The effectiveness of a Quality Management System (QMS) is a key determinant of its ability to consistently meet all quality requirements. An effective QMS ensures that processes are well-defined, monitored, and continually improved to meet or exceed established quality standards.

Robustness

The robustness of a Quality Management System (QMS) is a critical aspect that reflects its ability to adapt and effectively cope with changes, whether they involve the introduction of new products or modifications to existing manufacturing processes. Evaluating the robustness of a QMS involves assessing its resilience, flexibility, and responsiveness to change.

Have You Done Your Due Diligence?

A well-functioning pharmaceutical quality management system is critical to ensuring the safety, efficacy and quality of pharmaceutical products.

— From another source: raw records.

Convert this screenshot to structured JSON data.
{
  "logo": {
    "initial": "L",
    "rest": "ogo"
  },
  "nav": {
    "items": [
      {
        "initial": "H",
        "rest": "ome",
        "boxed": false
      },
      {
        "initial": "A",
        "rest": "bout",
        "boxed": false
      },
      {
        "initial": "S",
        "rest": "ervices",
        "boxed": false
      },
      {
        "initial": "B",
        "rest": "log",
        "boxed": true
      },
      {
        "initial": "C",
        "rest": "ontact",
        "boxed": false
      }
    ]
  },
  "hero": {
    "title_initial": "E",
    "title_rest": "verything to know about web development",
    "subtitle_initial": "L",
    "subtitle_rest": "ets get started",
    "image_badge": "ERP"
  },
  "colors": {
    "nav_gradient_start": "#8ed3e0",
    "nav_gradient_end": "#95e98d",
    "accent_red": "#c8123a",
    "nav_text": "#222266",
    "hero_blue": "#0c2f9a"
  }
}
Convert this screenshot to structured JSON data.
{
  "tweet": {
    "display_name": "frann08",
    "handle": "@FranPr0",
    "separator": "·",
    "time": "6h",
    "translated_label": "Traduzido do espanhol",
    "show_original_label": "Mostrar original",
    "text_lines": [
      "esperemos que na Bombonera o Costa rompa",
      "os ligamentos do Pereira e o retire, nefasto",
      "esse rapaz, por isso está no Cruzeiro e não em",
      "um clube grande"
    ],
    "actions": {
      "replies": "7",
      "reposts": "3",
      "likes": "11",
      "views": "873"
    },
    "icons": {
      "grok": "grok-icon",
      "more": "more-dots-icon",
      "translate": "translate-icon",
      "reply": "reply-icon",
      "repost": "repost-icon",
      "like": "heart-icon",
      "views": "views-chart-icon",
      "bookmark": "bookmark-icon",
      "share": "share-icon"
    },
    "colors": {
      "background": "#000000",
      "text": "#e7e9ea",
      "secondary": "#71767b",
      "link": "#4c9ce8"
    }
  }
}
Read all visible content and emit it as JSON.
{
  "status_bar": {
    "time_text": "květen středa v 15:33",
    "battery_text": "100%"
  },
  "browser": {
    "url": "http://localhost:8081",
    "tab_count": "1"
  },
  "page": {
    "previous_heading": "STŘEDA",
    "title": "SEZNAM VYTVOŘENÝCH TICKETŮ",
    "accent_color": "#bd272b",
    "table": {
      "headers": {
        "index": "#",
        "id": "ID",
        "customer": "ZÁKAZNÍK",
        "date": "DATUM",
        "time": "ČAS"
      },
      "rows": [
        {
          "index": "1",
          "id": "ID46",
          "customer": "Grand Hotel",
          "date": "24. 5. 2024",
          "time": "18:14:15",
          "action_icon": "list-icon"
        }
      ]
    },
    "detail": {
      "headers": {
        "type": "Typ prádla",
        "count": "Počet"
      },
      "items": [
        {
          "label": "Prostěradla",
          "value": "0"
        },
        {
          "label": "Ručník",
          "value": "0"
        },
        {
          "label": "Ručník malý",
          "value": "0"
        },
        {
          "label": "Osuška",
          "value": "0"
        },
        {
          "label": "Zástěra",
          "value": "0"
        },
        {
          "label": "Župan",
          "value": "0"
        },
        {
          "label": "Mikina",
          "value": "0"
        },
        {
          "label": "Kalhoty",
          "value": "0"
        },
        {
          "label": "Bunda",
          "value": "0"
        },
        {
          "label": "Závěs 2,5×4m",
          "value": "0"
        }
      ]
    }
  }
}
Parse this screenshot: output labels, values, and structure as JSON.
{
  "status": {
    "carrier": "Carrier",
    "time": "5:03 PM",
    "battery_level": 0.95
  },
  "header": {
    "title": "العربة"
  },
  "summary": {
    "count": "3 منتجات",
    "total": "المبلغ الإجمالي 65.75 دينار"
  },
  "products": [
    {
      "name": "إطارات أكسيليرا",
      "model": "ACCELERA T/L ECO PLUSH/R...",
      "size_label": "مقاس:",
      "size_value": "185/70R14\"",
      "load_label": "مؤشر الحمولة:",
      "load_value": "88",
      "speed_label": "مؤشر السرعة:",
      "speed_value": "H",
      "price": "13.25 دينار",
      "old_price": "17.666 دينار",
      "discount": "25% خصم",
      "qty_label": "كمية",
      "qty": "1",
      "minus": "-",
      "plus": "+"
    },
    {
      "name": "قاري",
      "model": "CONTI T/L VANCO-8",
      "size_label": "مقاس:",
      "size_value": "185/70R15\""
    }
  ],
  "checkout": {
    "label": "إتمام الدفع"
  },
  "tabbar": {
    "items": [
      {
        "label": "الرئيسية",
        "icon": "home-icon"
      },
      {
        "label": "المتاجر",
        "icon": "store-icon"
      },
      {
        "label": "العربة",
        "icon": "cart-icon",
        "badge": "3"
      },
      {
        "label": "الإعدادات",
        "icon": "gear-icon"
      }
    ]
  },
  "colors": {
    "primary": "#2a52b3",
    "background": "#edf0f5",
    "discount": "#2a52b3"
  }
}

By preventing problems before they have an opportunity to create harm, due diligence manages risks that cost the company in recalls, product failures, and most importantly reputation risks that can implode the entire organization.

Due diligence inspections on a pharmaceutical quality management system can be complex because it requires broad understanding of both regulatory requirements and pharmaceutical manufacturing processes. Acquirers will want to engage specialist consultants to assist with this process.